I am pushing my way through some beginner level security readings and exercises (ECSA 1 & 2) without much of a networking background. I happened upon an interesting suggestion or command: to use nmap -sU -p 23 target
to find out if a target is running a telnet service. I hopped over to the telnet Wikipedia page and found that telnet is a TCP based protocol (it likely doesn't use UDP). Even RFC 854 states that "A TELNET connection is a Transmission Control Protocol (TCP) connection".
I've not dove very deep into the related protocol specifications (and perhaps I should), but I've caught myself in my own confusion or mistaken assumption. How does nmap -sU
(a UDP scan) detect if a TCP port is open or closed? Are there ever reasons to match the target port/service protocol or is detecting the state of a port somehow completely independent of the target port (and its bindings?)? How so?

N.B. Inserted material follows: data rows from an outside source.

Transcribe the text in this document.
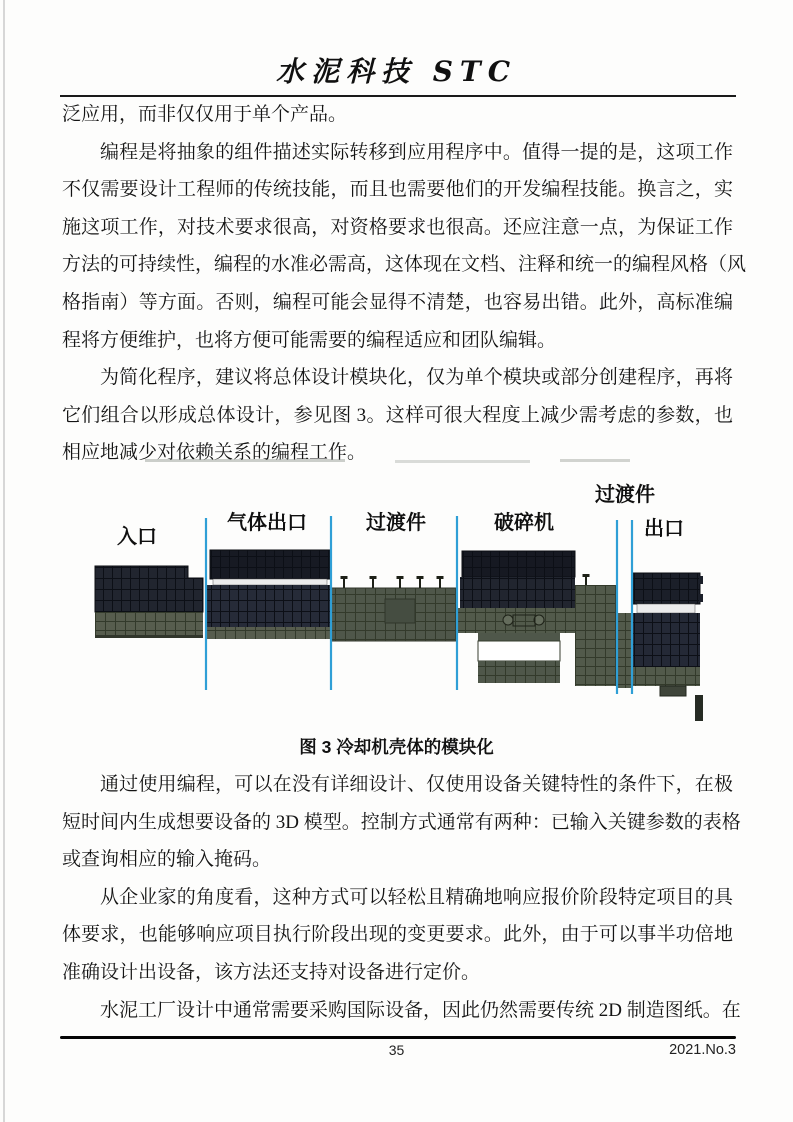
水泥科技 STC
泛应用，而非仅仅用于单个产品。
编程是将抽象的组件描述实际转移到应用程序中。值得一提的是，这项工作
不仅需要设计工程师的传统技能，而且也需要他们的开发编程技能。换言之，实
施这项工作，对技术要求很高，对资格要求也很高。还应注意一点，为保证工作
方法的可持续性，编程的水准必需高，这体现在文档、注释和统一的编程风格（风
格指南）等方面。否则，编程可能会显得不清楚，也容易出错。此外，高标准编
程将方便维护，也将方便可能需要的编程适应和团队编辑。
为简化程序，建议将总体设计模块化，仅为单个模块或部分创建程序，再将
它们组合以形成总体设计，参见图 3。这样可很大程度上减少需考虑的参数，也
相应地减少对依赖关系的编程工作。
入口
气体出口	过渡件	破碎机
过渡件
出口
图 3 冷却机壳体的模块化
通过使用编程，可以在没有详细设计、仅使用设备关键特性的条件下，在极
短时间内生成想要设备的 3D 模型。控制方式通常有两种：已输入关键参数的表格
或查询相应的输入掩码。
从企业家的角度看，这种方式可以轻松且精确地响应报价阶段特定项目的具
体要求，也能够响应项目执行阶段出现的变更要求。此外，由于可以事半功倍地
准确设计出设备，该方法还支持对设备进行定价。
水泥工厂设计中通常需要采购国际设备，因此仍然需要传统 2D 制造图纸。在
35	2021.No.3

If your answer(s) is to simply point me to some reference material that's fine. I realize I might be trying to take some shortcuts here.
Update:
The book gives a little background about the telnet service but does not specify whether or not it is TCP or UDP based. It then says "You must scan the telnet ports using Nmap with the following command: nmap -sU -p 23 x.x.x.x
". I can't quite tell if that's bad advice or not? Informative either way I think.
open|filtered
status simply means no response was received. In the case of-sU -p23
, this is almost certainly because of a firewall setting. Telnet does not work over UDP.